Second, the six principles of design patterns

1. Open Close Principle

      The open-closed principle means that it is open for extension and closed for modification. When the program needs to be expanded, the original code cannot be modified to achieve a hot-plug effect.

2. Liskov Substitution Principle

       Its official description is relatively abstract, you can Baidu by yourself. In fact, it can be understood like this:

       1. The ability of the subclass must be greater than or equal to the parent class, that is, the methods that the parent class can use, the subclass can use.

       2, the return value is the same reason. Suppose a parent class method returns a List and the child class returns an ArrayList, which of course works. It doesn't make sense if the parent class method returns an ArrayList and the child class returns a List. Here the ability of the subclass to return a value is smaller than that of the parent class. 3. There are cases where exceptions are thrown. Any subclass method can declare a subclass that throws the exception declared by the superclass method. And cannot declare to throw exceptions not declared by the parent class.

3. Dependence Inversion Principle

      This is the basis of the open-closed principle, specific content: interface-oriented programming, relying on abstraction rather than concreteness.
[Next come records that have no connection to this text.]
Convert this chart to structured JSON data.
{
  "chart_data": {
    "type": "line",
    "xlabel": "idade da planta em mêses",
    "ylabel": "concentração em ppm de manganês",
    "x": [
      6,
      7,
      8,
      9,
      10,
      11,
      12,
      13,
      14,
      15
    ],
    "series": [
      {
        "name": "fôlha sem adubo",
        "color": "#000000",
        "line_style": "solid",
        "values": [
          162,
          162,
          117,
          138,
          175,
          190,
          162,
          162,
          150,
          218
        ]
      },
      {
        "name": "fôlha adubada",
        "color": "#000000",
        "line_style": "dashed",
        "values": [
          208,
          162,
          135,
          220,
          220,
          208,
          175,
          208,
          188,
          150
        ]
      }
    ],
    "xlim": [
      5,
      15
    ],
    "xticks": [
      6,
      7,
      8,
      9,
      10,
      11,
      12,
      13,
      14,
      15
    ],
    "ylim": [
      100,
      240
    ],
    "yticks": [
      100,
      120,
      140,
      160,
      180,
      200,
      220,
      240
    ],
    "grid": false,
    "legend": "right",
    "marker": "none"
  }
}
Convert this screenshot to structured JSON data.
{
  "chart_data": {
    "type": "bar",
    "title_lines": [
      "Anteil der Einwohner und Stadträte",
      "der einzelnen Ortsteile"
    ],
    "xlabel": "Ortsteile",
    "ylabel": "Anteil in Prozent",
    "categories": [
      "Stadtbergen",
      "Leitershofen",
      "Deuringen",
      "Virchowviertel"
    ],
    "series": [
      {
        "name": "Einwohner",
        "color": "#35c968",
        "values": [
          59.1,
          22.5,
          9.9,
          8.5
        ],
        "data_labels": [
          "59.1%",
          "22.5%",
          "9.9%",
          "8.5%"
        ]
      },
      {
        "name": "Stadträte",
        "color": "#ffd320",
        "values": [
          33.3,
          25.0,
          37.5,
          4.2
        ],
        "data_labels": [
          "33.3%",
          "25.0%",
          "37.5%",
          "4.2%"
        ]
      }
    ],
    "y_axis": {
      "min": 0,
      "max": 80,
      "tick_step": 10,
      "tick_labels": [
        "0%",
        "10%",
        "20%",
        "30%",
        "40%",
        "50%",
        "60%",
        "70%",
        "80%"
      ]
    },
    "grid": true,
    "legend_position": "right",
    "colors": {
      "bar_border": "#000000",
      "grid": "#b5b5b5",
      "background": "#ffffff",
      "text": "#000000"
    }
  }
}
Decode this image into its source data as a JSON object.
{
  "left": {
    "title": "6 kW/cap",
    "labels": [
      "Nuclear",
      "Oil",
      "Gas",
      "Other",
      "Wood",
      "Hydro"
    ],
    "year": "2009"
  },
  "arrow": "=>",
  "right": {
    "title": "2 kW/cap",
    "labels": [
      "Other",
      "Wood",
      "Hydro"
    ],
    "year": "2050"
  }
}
4. Interface Segregation Principle

      What this principle means is that it is better to use multiple isolated interfaces than to use a single interface. It also means reducing the degree of coupling between classes. From here, we can see that a design pattern is actually a software design idea, starting from a large-scale software architecture, in order to facilitate upgrades and maintenance. Therefore, it appears many times in the above: reduce dependencies and reduce coupling.

5. Demeter Principle (Least Knowing Principle) (Demeter Principle)

      Why is it called the principle of least knowledge, that is, an entity should interact with other entities as little as possible, so that the functional modules of the system are relatively independent.

6. Composite Reuse Principle

      The principle is to use composition/aggregation as much as possible instead of inheritance.